La description du milieu est aussi impressionnante, d’une sécheresse totale, à l’opposé du glamour et du mythe, extrêmement froide et sans le moindre jugement moral. Vraiment là encore une réussite.

La progression de l’intrigue ne ravira certes pas les amateurs de coups de théâtre et d’action à tout va. Un boulot vous disais-je, les personnages vont au boulot, sans plus de passion, mais sans plus de dégout non plus que le poinçonneur des Lilas.
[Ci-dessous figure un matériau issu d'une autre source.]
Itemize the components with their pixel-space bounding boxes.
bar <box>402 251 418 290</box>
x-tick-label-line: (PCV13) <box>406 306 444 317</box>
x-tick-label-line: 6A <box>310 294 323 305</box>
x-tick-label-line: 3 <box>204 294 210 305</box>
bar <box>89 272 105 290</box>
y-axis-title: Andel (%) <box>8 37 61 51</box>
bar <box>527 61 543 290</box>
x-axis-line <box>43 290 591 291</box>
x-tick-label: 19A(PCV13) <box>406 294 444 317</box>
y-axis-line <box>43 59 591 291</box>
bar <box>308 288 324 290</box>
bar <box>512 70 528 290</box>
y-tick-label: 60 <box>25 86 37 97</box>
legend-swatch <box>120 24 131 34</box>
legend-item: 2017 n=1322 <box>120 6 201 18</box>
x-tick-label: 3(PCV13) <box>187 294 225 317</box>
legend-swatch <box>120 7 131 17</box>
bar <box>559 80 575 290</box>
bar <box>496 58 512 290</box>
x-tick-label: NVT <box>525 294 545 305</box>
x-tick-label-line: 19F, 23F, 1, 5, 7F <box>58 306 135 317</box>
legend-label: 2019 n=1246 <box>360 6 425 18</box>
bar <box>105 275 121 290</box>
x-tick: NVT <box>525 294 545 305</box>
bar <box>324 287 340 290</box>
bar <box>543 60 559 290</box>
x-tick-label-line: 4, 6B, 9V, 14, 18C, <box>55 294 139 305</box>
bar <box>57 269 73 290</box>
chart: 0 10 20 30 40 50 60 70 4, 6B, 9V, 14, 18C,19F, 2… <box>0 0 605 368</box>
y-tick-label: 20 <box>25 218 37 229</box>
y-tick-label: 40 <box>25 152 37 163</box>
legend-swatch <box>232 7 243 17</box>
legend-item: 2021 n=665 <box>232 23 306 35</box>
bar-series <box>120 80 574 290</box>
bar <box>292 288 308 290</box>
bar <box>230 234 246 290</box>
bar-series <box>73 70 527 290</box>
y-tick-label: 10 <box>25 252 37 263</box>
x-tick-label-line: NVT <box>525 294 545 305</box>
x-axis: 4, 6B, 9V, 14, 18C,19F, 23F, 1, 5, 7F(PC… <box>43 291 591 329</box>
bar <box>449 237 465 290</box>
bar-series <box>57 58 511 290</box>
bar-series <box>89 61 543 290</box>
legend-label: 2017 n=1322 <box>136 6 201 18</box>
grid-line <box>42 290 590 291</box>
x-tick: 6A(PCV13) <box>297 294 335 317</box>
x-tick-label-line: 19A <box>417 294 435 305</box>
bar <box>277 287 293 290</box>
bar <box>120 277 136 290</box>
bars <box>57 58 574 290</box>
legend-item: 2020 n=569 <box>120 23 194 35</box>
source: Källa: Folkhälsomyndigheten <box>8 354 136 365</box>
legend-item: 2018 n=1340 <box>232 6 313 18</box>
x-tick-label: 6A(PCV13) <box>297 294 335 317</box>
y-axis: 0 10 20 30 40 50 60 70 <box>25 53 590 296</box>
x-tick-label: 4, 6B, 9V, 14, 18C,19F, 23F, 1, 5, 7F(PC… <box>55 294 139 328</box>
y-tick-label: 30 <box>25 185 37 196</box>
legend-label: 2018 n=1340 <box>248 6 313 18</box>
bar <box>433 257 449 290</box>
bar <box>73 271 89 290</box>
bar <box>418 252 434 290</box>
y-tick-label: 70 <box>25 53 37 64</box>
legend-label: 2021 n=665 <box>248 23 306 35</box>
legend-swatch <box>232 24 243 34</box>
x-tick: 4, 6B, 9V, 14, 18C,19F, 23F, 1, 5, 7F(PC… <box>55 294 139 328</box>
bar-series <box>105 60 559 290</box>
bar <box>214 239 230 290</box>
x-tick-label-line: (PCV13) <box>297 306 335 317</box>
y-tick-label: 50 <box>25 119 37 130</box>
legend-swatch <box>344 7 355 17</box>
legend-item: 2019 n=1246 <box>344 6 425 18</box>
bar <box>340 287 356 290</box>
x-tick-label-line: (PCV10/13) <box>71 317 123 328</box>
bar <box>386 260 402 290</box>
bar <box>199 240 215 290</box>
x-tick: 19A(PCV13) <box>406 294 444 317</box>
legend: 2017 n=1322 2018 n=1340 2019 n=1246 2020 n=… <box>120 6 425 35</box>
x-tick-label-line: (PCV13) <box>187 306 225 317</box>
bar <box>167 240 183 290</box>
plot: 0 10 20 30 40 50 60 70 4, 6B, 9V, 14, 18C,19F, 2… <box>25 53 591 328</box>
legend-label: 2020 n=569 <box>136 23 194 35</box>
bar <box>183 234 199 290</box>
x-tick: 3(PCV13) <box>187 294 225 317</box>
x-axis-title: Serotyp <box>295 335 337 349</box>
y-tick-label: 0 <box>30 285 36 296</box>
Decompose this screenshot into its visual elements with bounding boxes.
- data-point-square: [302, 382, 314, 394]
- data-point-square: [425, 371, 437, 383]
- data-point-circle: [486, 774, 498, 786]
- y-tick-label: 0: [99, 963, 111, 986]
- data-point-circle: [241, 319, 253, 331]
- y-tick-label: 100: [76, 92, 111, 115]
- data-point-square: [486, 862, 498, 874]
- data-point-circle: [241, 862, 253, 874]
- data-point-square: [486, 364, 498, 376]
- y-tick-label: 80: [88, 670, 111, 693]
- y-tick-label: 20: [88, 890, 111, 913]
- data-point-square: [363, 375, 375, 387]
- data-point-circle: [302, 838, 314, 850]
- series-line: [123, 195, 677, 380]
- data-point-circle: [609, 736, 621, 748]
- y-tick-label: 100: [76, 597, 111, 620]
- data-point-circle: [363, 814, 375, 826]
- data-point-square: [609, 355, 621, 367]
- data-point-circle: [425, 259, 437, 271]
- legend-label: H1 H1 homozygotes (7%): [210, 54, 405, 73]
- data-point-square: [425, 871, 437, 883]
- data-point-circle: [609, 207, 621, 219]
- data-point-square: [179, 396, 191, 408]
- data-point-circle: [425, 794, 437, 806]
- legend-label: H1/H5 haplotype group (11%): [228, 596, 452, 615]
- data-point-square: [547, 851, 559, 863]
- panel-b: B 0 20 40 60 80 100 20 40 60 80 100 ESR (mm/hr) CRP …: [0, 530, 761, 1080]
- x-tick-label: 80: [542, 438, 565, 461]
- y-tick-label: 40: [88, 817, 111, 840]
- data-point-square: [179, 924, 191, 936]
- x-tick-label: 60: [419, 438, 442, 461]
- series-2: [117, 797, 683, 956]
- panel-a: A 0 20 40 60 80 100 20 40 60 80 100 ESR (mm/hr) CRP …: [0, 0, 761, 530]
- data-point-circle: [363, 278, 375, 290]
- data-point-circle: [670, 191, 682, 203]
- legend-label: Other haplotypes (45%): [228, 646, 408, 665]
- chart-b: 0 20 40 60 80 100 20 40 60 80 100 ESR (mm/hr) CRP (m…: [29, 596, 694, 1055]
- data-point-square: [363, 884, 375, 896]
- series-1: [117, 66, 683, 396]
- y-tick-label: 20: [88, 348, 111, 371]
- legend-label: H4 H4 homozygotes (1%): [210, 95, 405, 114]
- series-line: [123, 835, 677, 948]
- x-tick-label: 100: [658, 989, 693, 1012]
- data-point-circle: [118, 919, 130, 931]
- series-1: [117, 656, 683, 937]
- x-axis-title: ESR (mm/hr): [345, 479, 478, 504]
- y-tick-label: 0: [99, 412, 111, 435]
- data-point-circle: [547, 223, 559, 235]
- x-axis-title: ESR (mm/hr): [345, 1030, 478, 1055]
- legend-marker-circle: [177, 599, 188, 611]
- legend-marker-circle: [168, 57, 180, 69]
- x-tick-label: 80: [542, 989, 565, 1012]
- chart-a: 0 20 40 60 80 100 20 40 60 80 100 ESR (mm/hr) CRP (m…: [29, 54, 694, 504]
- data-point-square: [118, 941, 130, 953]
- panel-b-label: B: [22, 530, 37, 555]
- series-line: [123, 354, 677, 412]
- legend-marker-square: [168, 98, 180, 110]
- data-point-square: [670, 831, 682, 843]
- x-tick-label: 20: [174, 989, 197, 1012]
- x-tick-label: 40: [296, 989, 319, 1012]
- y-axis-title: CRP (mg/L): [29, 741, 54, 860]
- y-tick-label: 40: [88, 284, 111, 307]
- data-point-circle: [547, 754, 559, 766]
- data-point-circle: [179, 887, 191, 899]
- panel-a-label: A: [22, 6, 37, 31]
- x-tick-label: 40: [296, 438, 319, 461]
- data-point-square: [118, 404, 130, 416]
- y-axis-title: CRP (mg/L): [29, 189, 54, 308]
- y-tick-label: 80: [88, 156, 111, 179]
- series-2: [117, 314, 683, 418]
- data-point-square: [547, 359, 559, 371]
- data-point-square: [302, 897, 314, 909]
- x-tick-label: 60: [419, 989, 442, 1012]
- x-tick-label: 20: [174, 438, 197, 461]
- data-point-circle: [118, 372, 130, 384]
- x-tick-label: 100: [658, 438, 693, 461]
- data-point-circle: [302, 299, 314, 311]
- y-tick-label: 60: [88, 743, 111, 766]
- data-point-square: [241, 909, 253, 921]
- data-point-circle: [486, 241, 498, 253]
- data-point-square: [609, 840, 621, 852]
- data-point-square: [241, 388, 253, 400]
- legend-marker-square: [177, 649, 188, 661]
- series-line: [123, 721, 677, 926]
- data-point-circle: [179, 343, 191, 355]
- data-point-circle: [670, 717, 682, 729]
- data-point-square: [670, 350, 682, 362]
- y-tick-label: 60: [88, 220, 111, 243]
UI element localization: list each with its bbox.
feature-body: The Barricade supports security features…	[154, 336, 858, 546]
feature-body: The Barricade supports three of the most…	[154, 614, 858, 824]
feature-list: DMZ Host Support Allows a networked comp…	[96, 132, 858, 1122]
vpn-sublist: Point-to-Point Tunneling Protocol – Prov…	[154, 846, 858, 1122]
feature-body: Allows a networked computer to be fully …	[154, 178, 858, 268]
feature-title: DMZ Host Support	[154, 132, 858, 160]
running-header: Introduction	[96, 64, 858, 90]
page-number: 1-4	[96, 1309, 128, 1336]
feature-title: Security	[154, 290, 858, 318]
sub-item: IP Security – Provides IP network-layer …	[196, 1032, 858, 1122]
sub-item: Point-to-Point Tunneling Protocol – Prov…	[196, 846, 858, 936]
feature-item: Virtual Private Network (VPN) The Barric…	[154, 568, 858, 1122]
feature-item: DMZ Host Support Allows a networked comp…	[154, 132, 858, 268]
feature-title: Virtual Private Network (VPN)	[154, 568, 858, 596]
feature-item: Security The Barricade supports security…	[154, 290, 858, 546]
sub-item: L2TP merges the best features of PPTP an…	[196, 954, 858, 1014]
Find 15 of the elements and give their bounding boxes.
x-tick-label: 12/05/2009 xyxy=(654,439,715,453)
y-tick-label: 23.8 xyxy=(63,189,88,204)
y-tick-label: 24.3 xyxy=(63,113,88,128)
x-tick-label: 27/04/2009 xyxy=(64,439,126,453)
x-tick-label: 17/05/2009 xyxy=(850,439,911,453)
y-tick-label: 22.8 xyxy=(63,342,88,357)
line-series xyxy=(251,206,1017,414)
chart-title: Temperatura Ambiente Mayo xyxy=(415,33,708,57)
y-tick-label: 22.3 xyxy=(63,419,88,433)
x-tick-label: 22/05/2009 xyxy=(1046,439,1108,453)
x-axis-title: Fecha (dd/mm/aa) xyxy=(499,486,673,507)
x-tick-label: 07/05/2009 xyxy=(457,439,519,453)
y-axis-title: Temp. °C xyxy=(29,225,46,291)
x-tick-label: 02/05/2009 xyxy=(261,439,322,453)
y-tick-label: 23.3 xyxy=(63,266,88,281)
Mais si elle n’est pas trépidante, l’intrigue est d’une totale cohérence, et elle nous mène sans le moindre faux pas vers la fin inéluctable.

Alors pourquoi ne pas être enthousiaste ? Je ne sais pas trop. Trop froid peut-être, des vies trop ternes (et oui, ici les truands ont des vies très ternes), pas de passion, très peu de suspense finalement, pas d’émotion. Je sais que c’est voulu, mais du coup je suis resté en dehors.

Jusqu’au dernier chapitre. Qui m’a pour le coup remué et bluffé. Il est pourtant tout en retenue, comme le reste du roman, mais il m’a vraiment touché. Mais je ne vous dirai pas pourquoi pour vous laisser le découvrir. Et vous reviendrez me dire si vous y avez, vous aussi, été sensibles.

Malcolm Mackay / Comment tirer sa révérence (How a gunman says goodbye, 2012), Liana Lévi (2013), traduit de l’anglais (Ecosse) par Fanchita Gonzalez Battle.